I was going to write a lot about the guitars and the backup singers. Norman’s plain and straight-forward vocals, and the song’s clean melody. It’s a rhythmic stomp, a dark harbinger, and an inspiration even if you’re an unbeliever, all at once. But it’s the killer guitar sound and the gospel singers backing it up that make it work. But then I saw the video. Wow. There is that Jesus stuff, but Norman was a good Jewish boy trying to write some Gospel music, and he succeeded. Though for me it isn’t the gospel, it’s the sound, which is pretty unusual for AM radio hits.

Bob Dylan is another Jewish boy to write praise songs for the Lord. FWIW.

I’m told the song is used to introduce the Angels of Anaheim before their home games. Good choice.

And then there is Martin Luther King fact No. 4.

Zager and Evans, “In the Year 2525”

Totally catchy, but totally ridiculous. I’m embarrassed for ever having suggested this had any redeeming value. Fun fact: It was knocked off the No. 1 spot on the Billboard Hot 100 by the Stones Honkey Tonk Women.

Plus, there is no Zager and Evans and Martin Luther King connection. How can that be?

Night Music: Paul Revere and the Raiders, “Like, Long Hair”

I’m down in Williamsburg Virginia, and, well, Mark Lindsey and his band dressed up in those period costumes, just like everyone in the historic park here.

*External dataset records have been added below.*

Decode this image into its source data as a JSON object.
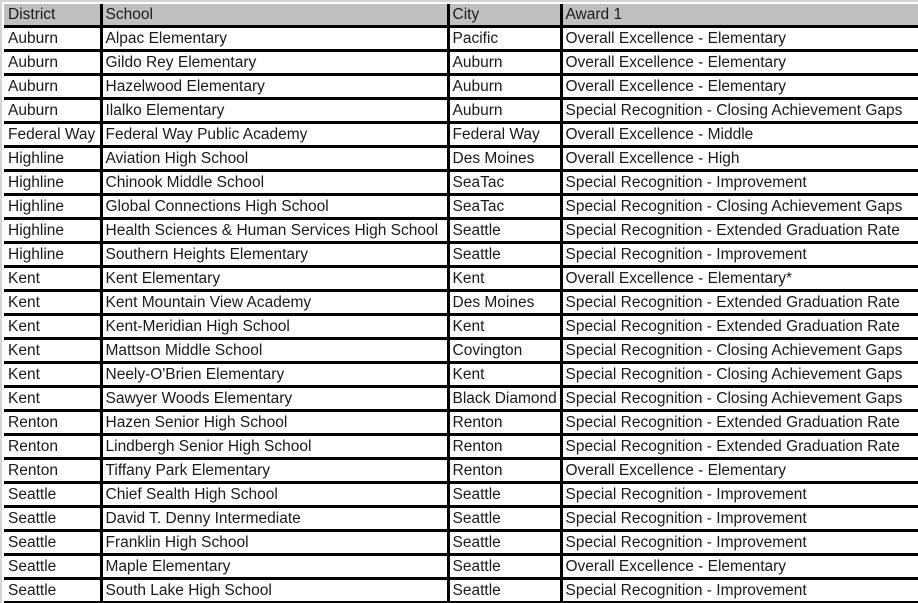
{
  "table": {
    "columns": [
      "District",
      "School",
      "City",
      "Award 1"
    ],
    "rows": [
      [
        "Auburn",
        "Alpac Elementary",
        "Pacific",
        "Overall Excellence - Elementary"
      ],
      [
        "Auburn",
        "Gildo Rey Elementary",
        "Auburn",
        "Overall Excellence - Elementary"
      ],
      [
        "Auburn",
        "Hazelwood Elementary",
        "Auburn",
        "Overall Excellence - Elementary"
      ],
      [
        "Auburn",
        "Ilalko Elementary",
        "Auburn",
        "Special Recognition - Closing Achievement Gaps"
      ],
      [
        "Federal Way",
        "Federal Way Public Academy",
        "Federal Way",
        "Overall Excellence - Middle"
      ],
      [
        "Highline",
        "Aviation High School",
        "Des Moines",
        "Overall Excellence - High"
      ],
      [
        "Highline",
        "Chinook Middle School",
        "SeaTac",
        "Special Recognition - Improvement"
      ],
      [
        "Highline",
        "Global Connections High School",
        "SeaTac",
        "Special Recognition - Closing Achievement Gaps"
      ],
      [
        "Highline",
        "Health Sciences & Human Services High School",
        "Seattle",
        "Special Recognition - Extended Graduation Rate"
      ],
      [
        "Highline",
        "Southern Heights Elementary",
        "Seattle",
        "Special Recognition - Improvement"
      ],
      [
        "Kent",
        "Kent Elementary",
        "Kent",
        "Overall Excellence - Elementary*"
      ],
      [
        "Kent",
        "Kent Mountain View Academy",
        "Des Moines",
        "Special Recognition - Extended Graduation Rate"
      ],
      [
        "Kent",
        "Kent-Meridian High School",
        "Kent",
        "Special Recognition - Extended Graduation Rate"
      ],
      [
        "Kent",
        "Mattson Middle School",
        "Covington",
        "Special Recognition - Closing Achievement Gaps"
      ],
      [
        "Kent",
        "Neely-O'Brien Elementary",
        "Kent",
        "Special Recognition - Closing Achievement Gaps"
      ],
      [
        "Kent",
        "Sawyer Woods Elementary",
        "Black Diamond",
        "Special Recognition - Closing Achievement Gaps"
      ],
      [
        "Renton",
        "Hazen Senior High School",
        "Renton",
        "Special Recognition - Extended Graduation Rate"
      ],
      [
        "Renton",
        "Lindbergh Senior High School",
        "Renton",
        "Special Recognition - Extended Graduation Rate"
      ],
      [
        "Renton",
        "Tiffany Park Elementary",
        "Renton",
        "Overall Excellence - Elementary"
      ],
      [
        "Seattle",
        "Chief Sealth High School",
        "Seattle",
        "Special Recognition - Improvement"
      ],
      [
        "Seattle",
        "David T. Denny Intermediate",
        "Seattle",
        "Special Recognition - Improvement"
      ],
      [
        "Seattle",
        "Franklin High School",
        "Seattle",
        "Special Recognition - Improvement"
      ],
      [
        "Seattle",
        "Maple Elementary",
        "Seattle",
        "Overall Excellence - Elementary"
      ],
      [
        "Seattle",
        "South Lake High School",
        "Seattle",
        "Special Recognition - Improvement"
      ]
    ]
  },
  "colors": {
    "header_background": "#c0c0c0",
    "grid_lines": "#000000"
  }
}
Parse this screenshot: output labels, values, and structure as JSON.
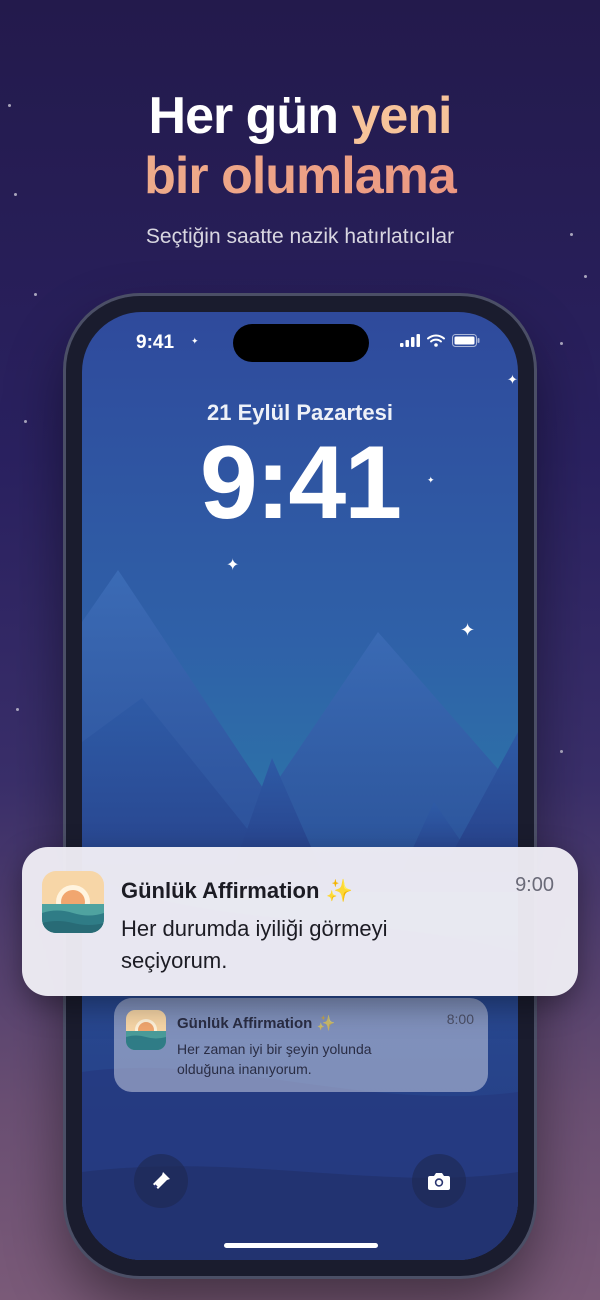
{
  "headline": {
    "line1_part1": "Her gün ",
    "line1_accent": "yeni",
    "line2": "bir olumlama",
    "subtitle": "Seçtiğin saatte nazik hatırlatıcılar"
  },
  "status_bar": {
    "time": "9:41"
  },
  "lockscreen": {
    "date": "21 Eylül Pazartesi",
    "time": "9:41"
  },
  "notifications": [
    {
      "app": "Günlük Affirmation",
      "emoji": "✨",
      "time": "9:00",
      "body_line1": "Her durumda iyiliği görmeyi",
      "body_line2": "seçiyorum."
    },
    {
      "app": "Günlük Affirmation",
      "emoji": "✨",
      "time": "8:00",
      "body_line1": "Her zaman iyi bir şeyin yolunda",
      "body_line2": "olduğuna inanıyorum."
    }
  ],
  "colors": {
    "accent_peach": "#f6c39a",
    "accent_coral": "#ea8f7d",
    "background": "#2a2160"
  },
  "icons": [
    "sparkle-icon",
    "flashlight-icon",
    "camera-icon",
    "signal-icon",
    "wifi-icon",
    "battery-icon",
    "sunset-app-icon"
  ]
}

I wanted to find a song less obvious than Kicks, but while I like listening to their other pop songs (the songs are good, the guitars and harmonies strong), and I own the vinyl of their greatest hits album, Kicks is the song of theirs that really stands out. Written by Barry Mann and Cynthia Weill for the Animals, but when Eric Burdon didn’t want to sing it they passed it on to the Raiders.

The thing I learned about Paul Revere and the Raiders today is that they were actually started by a guy named Paul Revere, an organist, who played in a few different bands with Mark Lindsey before they named themselves Paul Revere and the Raiders in 1960. They released their first hit, “Like, Long Hair” in 1961, the title refers to the Rachmaninoff riff it starts with (this was back when classical music was referred to as long-hair music), but Revere was doing community service in a hospital at the time to work off his Conscientious Objector status, so he was replaced on the band’s first national tour by Leon Russell.

Their next hit single was a version of Louie Louie that may have predated the Kingsman’s hit version, recorded in the same studio.

The group didn’t start wearing the costumes until after the start of the British Invasion, which played directly into the band’s name and their musical style, which they reshaped in the wake of the sounds of the Beatles and Yardbirds and others.